Love story: Samael e Lillith

                                   
Lillith foi, segundo a mitologia judaica, a primeira mulher de Adão: criada do mesmo pó e do mesmo barro, para ser a companheira de pleno direito, e em pé de igualdade, com o homem. Era linda, inteligente, vibrante, cheia de amor à vida e paixão dos pés à cabeça. Tão intensa, tão interessante, que era inevitável lançar a desarmonia no Paraíso. Reza a tradição que os problemas conjugais com Adão começaram cedo: ele esperava uma mulher dócil, submissa, obediente. Não admitia réplica e na intimidade, queria fazer tudo à sua maneira. Lillith não concordou: porque devo ser dominada por ti? Por acaso não fui criada, do pó, como tua igual? - questionava elaAdão escandalizava-se com tanta ousadia, e apesar de todos os seus esforços e da força bruta, era incapaz de a submeter à sua vontade. A primeira história de amor da criação começava, assim, a arrefecer irremediavelmente...

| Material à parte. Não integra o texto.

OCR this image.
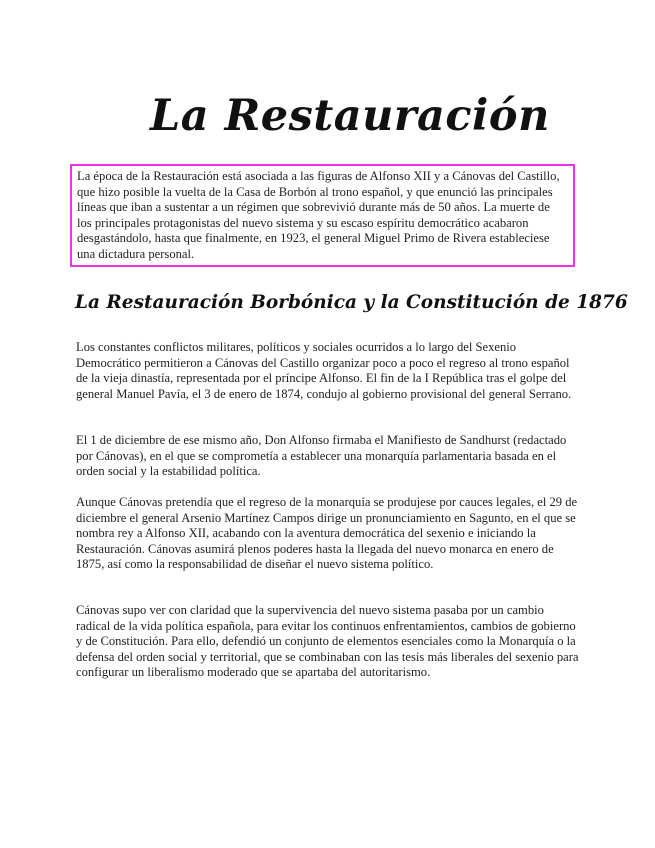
La Restauración

La época de la Restauración está asociada a las figuras de Alfonso XII y a Cánovas del Castillo, que hizo posible la vuelta de la Casa de Borbón al trono español, y que enunció las principales líneas que iban a sustentar a un régimen que sobrevivió durante más de 50 años. La muerte de los principales protagonistas del nuevo sistema y su escaso espíritu democrático acabaron desgastándolo, hasta que finalmente, en 1923, el general Miguel Primo de Rivera estableciese una dictadura personal.

La Restauración Borbónica y la Constitución de 1876

Los constantes conflictos militares, políticos y sociales ocurridos a lo largo del Sexenio Democrático permitieron a Cánovas del Castillo organizar poco a poco el regreso al trono español de la vieja dinastía, representada por el príncipe Alfonso. El fin de la I República tras el golpe del general Manuel Pavía, el 3 de enero de 1874, condujo al gobierno provisional del general Serrano.

El 1 de diciembre de ese mismo año, Don Alfonso firmaba el Manifiesto de Sandhurst (redactado por Cánovas), en el que se comprometía a establecer una monarquía parlamentaria basada en el orden social y la estabilidad política.

Aunque Cánovas pretendía que el regreso de la monarquía se produjese por cauces legales, el 29 de diciembre el general Arsenio Martínez Campos dirige un pronunciamiento en Sagunto, en el que se nombra rey a Alfonso XII, acabando con la aventura democrática del sexenio e iniciando la Restauración. Cánovas asumirá plenos poderes hasta la llegada del nuevo monarca en enero de 1875, así como la responsabilidad de diseñar el nuevo sistema político.

Cánovas supo ver con claridad que la supervivencia del nuevo sistema pasaba por un cambio radical de la vida política española, para evitar los continuos enfrentamientos, cambios de gobierno y de Constitución. Para ello, defendió un conjunto de elementos esenciales como la Monarquía o la defensa del orden social y territorial, que se combinaban con las tesis más liberales del sexenio para configurar un liberalismo moderado que se apartaba del autoritarismo.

As coisas estavam neste estado quando a beleza atrevida de Lillith chamou a atenção do poderoso Anjo Samael, o Veneno de Deus, um dos Sete perante o Trono. Foi uma atracção fulminante, incontrolável, e Lillith não tardou a ser seduzida por ele: Samael era belo, forte, possuía o conhecimento divino e amava-a na totalidade; com a sua doçura feminina, mas também com o seu lado negro e rebelde - era, em suma, em tudo diferente do brutamontes que lhe coubera por marido. Apaixonadíssimo, Samael prometeu-lhe que em troca do seu amor lhe transmitiria todos os conhecimentos mágicos, incluindo o Nome Secreto de Deus. Lillith aceitou a troca; e num dia em que não pôde suportar mais a tirania do marido, num dia em que se sentia mais agastada do que em todos os outros, enfim, num dia em que concluiu amar-se mais a si mesma do que a uma vida num aparente Paraíso, invocou o Nome Inefável que Samael lhe ensinara - e com isso voou dos braços dele, transpôs os portões do Eden e foi esconder-se, na companhia do amante, no Mar Vermelho. Adão deu pela sua falta e ficou desesperado: foi queixar-se ao Criador, em lágrimas, da fuga da mulher, sem reconhecer os motivos que a teriam levado a escapar. Deus teve pena de Adão e mandou três anjos no seu encalço, com a missão de a convencerem a regressar ao lar. Mas Lillith, ardilosa, usou as próprias leis divinas para fugir, mais uma vez, ao destino que lhe desejavam impor.  Fingindo-se pesarosa, argumentou com os Anjos: mas eu desonrei os meus votos conjugais...como posso regressar agora? Era verdade, tudo verdade. Vencidos, os mensageiros não tiveram outro remédio senão voltar com a resposta. Lillith ganhou assim a tão desejada independência e tornou-se a primeira Feiticeira da Humanidade. Fugiu à sua condição humana, reclamando o seu poder para se tornar uma Deusa, associada desde então à noite, à sensualidade e ao perigo.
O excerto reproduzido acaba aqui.